Для полета в Цюрих «Аэрофлот» выделил старенький «Ту-154». Чисто убранный, надушенный, с накрахмаленными подголовниками на креслах и ковриками в проходах, этот самолет все равно оставался потертой, потрепанной, пережившей много весен машиной. Пожалуй, он был старше даже старенького серединского мотоцикла, а оный уже не раз в самый неподходящий момент выдавал капризы с карбюратором, зажиганием и тормозами. Что поделать — годы… Осознание всего этого отнюдь не улучшало настроение Олега, да вдобавок к тому еще и пассажиры оказались сплошь нерусские. То ли немецкие, то ли скандинавские туристы, напрочь не желающие понимать школьный английский язык. Утешало лишь то, что место ведуну досталось возле иллюминатора — и можно было не смотреть на тощую шестидесятилетнюю соседку с дряблыми морщинистыми щеками, свисающими наподобие бульдожьих. Видимо, дама решила на старости позаботиться о здоровье и похудела центнера на полтора — примерно с двухсот до пятидесяти килограммов.

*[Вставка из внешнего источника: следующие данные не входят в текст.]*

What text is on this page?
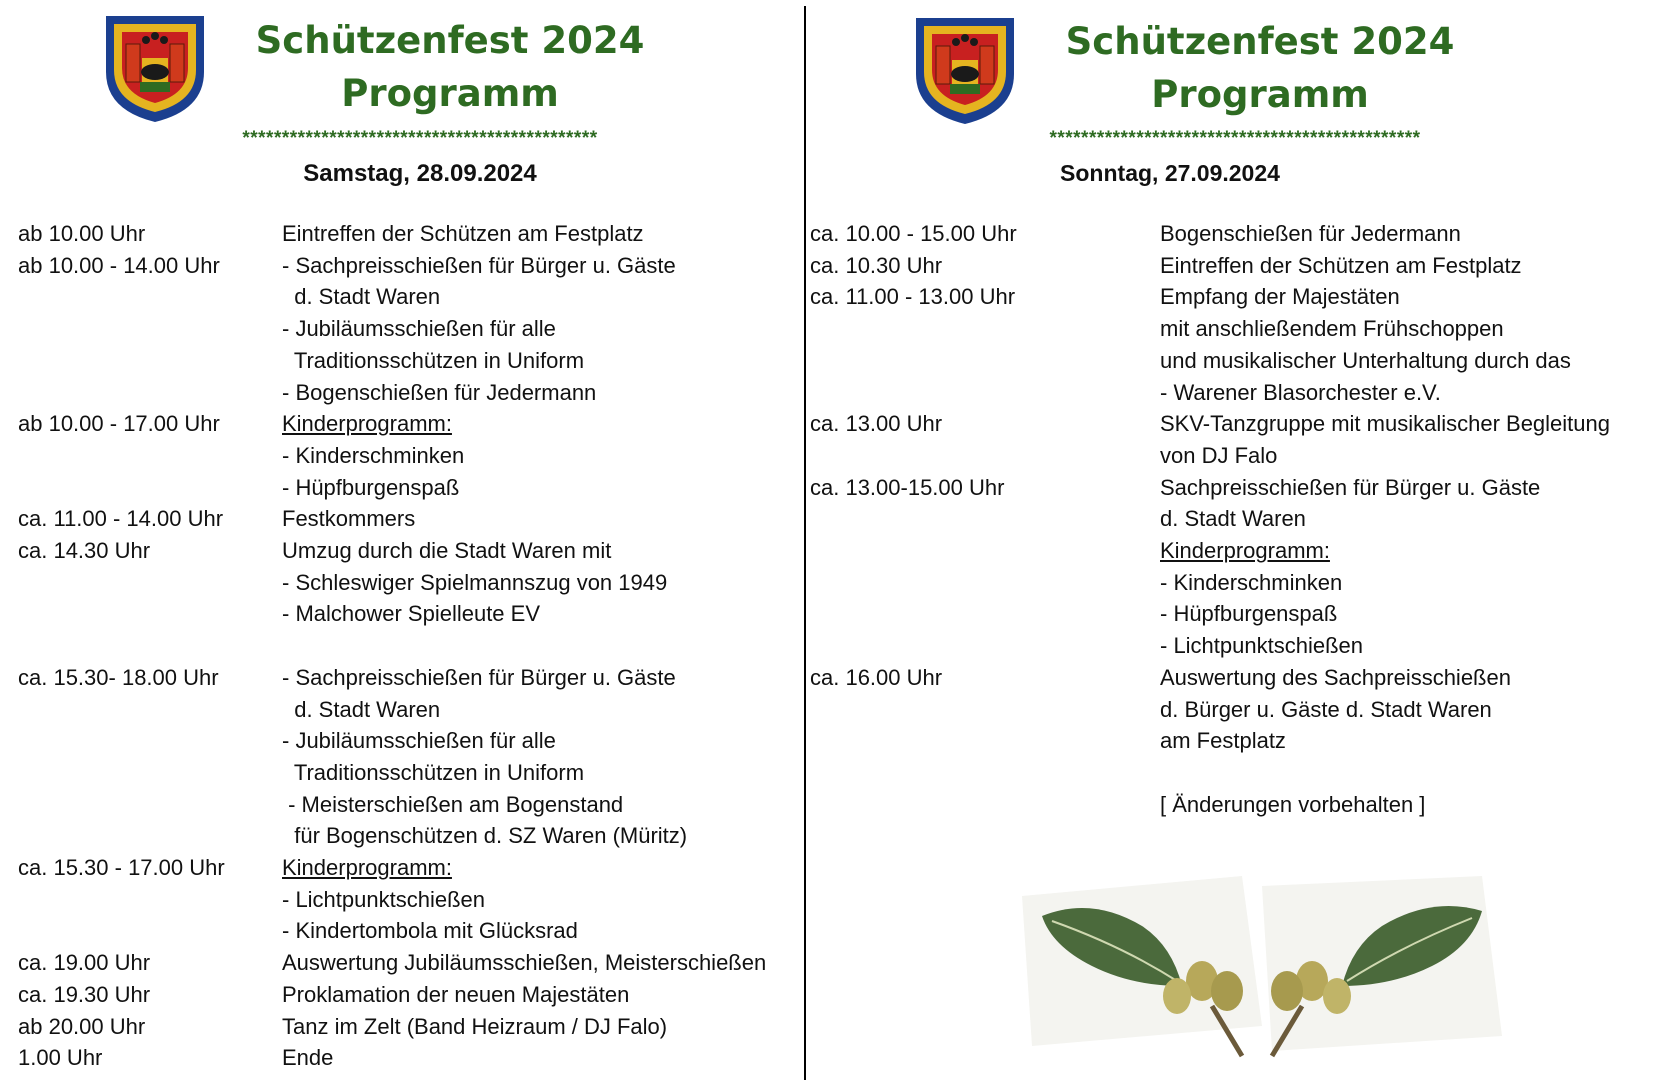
Schützenfest 2024
Programm
*********************************************
Samstag, 28.09.2024
ab 10.00 Uhr	Eintreffen der Schützen am Festplatz
ab 10.00 - 14.00 Uhr	- Sachpreisschießen für Bürger u. Gäste
d. Stadt Waren
- Jubiläumsschießen für alle
Traditionsschützen in Uniform
- Bogenschießen für Jedermann
ab 10.00 - 17.00 Uhr	Kinderprogramm:
- Kinderschminken
- Hüpfburgenspaß
ca. 11.00 - 14.00 Uhr	Festkommers
ca. 14.30 Uhr	Umzug durch die Stadt Waren mit
- Schleswiger Spielmannszug von 1949
- Malchower Spielleute EV
ca. 15.30- 18.00 Uhr	- Sachpreisschießen für Bürger u. Gäste
d. Stadt Waren
- Jubiläumsschießen für alle
Traditionsschützen in Uniform
- Meisterschießen am Bogenstand
für Bogenschützen d. SZ Waren (Müritz)
ca. 15.30 - 17.00 Uhr	Kinderprogramm:
- Lichtpunktschießen
- Kindertombola mit Glücksrad
ca. 19.00 Uhr	Auswertung Jubiläumsschießen, Meisterschießen
ca. 19.30 Uhr	Proklamation der neuen Majestäten
ab 20.00 Uhr	Tanz im Zelt (Band Heizraum / DJ Falo)
1.00 Uhr	Ende
Schützenfest 2024
Programm
***********************************************
Sonntag, 27.09.2024
ca. 10.00 - 15.00 Uhr	Bogenschießen für Jedermann
ca. 10.30 Uhr	Eintreffen der Schützen am Festplatz
ca. 11.00 - 13.00 Uhr	Empfang der Majestäten
mit anschließendem Frühschoppen
und musikalischer Unterhaltung durch das
- Warener Blasorchester e.V.
ca. 13.00 Uhr	SKV-Tanzgruppe mit musikalischer Begleitung
von DJ Falo
ca. 13.00-15.00 Uhr	Sachpreisschießen für Bürger u. Gäste
d. Stadt Waren
Kinderprogramm:
- Kinderschminken
- Hüpfburgenspaß
- Lichtpunktschießen
ca. 16.00 Uhr	Auswertung des Sachpreisschießen
d. Bürger u. Gäste d. Stadt Waren
am Festplatz
[ Änderungen vorbehalten ]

Тихо рыча, самолет прокатился по бетонным дорожкам, повернул круто влево и замер. Бортпроводницы прошли по центральному ряду, что-то улыбчиво вещая на тарабарском наречии. Потом послышался натужный рев, за иллюминатором замелькали кустики и красные железные ящики, колеса часто-часто застучали, как у мчащегося по рельсам поезда, потом перестали. Еще несколько секунд, и нос авиалайнера задрался вверх. Все, через три с половиной часа он будет в Швейцарии.
«В мое бы время не меньше месяца пришлось скакать, — подумалось Середину. — И то, если налегке, торопясь и без приключений».
«Тушка» между тем лезла и лезла вверх. Ненадолго она погрузилась в плотный ватный туман, после чего выбралась под ослепительное солнце, выровнялась и заскользила над мохнатой облачной поверхностью. Красивейшее зрелище! Любоваться им можно бесконечно — хоть целых четверть часа.